LG pulls out of the smartphone market

LG confirmed yesterday that it will exit the smartphone market. The company’s statement stated that this decision will allow the company to focus on growth areas such as electric vehicle components, connected devices, smart homes, robotics, artificial intelligence and business-to-business solutions, as well as resources such as platforms. and services.

Phones currently on the market remain on sale. LG says it will continue to support its products “for a period of time, which varies by region.” The company said nothing about possible layoffs, except that “details of employment will be determined at the local level.” LG said it expects the smartphone unit to close at the end of July this year.

LG’s move has been talked about for several months after the smartphone division has suffered massive losses in the past five years. Once seen as a competitor to South Korean manufacturer Samsung, LG’s recently launched high-tech smartphones have struggled to compete, while the company has had to compete with Chinese rivals releasing more affordable mobile phones. However, LG had previously said it hoped to make its smartphone division profitable by 2021.

The latest news means that LG’s screen that can be rolled up for a long time is unlikely to come to light. When the company last demonstrated this device at this year’s virtual CES show, we realized the device was real and would be released later this year.

Reports and analysis have been circulating that LG is considering giving up smartphones, at least since the beginning of this year. A company spokesperson described an earlier report on the company’s possible exit from the smartphone business as “ utterly false and unfair, ” but later confirmed to The Korea Herald that the company needed to make a logical decision about the division. The official said at the time that possible measures could include “the sale, withdrawal and downsizing of the smartphone business.”

In March, reports surfaced that the company was looking for a buyer for the smartphone business, but talks had stalled and could close the division instead. South Korean broadcaster DongA has suggested that the company has halted development of its expected rollable screen phones and shelved its planned smartphones for the first half of this year.

LG tried interesting ideas for the smartphone market
As LG has lost its share of its competitors, it has launched a line of eye-catching devices with unconventional shapes. They had the LG Wing, whose main screen turned to show a smaller secondary screen underneath, or their recently released dual screen devices. In addition, the idea of ​​a modular smartphone with the LG G5 was evaluated years ago, but this trial was discontinued a year later.

Unfortunately for LG, none of these features were useful enough to turn their phones into devices of great popularity. Meanwhile, the company’s more traditional phones lagged behind competitors in key areas such as camera performance.
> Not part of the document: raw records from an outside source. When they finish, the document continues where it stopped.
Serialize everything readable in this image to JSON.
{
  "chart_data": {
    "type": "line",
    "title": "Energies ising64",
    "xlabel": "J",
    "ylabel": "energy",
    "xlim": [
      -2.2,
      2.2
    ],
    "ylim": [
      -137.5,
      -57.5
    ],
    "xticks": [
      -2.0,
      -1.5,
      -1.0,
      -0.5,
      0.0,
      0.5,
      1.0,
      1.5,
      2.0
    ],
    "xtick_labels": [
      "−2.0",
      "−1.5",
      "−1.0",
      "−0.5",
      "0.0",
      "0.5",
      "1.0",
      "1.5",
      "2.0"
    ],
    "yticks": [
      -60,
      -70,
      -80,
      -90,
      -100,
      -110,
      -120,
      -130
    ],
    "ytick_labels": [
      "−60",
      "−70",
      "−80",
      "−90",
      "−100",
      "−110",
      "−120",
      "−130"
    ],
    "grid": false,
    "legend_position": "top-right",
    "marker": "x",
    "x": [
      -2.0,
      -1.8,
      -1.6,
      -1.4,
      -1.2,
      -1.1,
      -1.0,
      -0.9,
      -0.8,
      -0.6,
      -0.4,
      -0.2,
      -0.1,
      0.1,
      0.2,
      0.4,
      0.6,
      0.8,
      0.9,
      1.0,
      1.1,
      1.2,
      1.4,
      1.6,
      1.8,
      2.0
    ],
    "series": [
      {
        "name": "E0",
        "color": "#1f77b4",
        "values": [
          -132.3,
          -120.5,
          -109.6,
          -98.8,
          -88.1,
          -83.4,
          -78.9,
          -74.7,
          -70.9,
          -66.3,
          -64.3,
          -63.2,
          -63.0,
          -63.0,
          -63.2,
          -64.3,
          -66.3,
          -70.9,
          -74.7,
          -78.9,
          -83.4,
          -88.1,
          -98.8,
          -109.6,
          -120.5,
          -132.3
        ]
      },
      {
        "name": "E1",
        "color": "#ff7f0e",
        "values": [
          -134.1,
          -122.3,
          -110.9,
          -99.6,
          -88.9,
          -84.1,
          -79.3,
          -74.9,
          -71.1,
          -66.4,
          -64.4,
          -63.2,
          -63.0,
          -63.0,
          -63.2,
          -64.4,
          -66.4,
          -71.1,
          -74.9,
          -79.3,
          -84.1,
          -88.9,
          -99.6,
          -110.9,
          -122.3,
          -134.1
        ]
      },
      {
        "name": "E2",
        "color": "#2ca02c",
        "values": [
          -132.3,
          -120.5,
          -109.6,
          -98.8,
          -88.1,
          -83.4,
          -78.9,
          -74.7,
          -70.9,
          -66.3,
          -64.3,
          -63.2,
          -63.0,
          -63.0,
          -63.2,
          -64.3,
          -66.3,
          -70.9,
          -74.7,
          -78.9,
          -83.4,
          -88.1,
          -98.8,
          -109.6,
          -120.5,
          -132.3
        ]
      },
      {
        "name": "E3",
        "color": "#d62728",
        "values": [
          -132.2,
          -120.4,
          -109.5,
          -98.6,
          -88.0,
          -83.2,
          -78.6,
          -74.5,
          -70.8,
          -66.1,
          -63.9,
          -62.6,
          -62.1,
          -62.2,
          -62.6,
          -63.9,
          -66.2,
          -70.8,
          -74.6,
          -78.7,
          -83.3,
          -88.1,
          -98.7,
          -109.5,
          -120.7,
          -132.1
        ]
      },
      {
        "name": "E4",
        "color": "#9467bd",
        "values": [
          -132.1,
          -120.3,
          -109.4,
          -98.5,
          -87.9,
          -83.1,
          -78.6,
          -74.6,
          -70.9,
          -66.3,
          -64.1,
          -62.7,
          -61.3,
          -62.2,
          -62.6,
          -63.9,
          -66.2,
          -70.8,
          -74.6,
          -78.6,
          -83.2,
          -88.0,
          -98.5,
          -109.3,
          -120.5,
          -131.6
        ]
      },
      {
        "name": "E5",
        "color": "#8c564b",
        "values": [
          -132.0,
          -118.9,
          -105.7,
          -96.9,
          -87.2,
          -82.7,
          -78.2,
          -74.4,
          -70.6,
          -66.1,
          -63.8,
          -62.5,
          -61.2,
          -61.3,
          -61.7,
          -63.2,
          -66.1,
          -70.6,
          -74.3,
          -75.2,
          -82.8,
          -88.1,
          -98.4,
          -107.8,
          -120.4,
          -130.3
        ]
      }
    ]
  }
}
With this decision, LG has joined a long list of high-profile device manufacturers that have pulled out of the smartphone market over the years. Later, however, we witnessed third-party manufacturers acquire the usage rights of major brands. Will there be a similar situation for LG, we will see over time. For example, while Nokia’s consumer-focused brand lives on phones manufactured by HMD, Blackberry’s brand was originally used by TCL and returns this year with a device manufactured by OnwardMobility. Let’s not forget HTC, which still sells a few low-profile phone models, but sold most of its intellectual property to Google in 2017.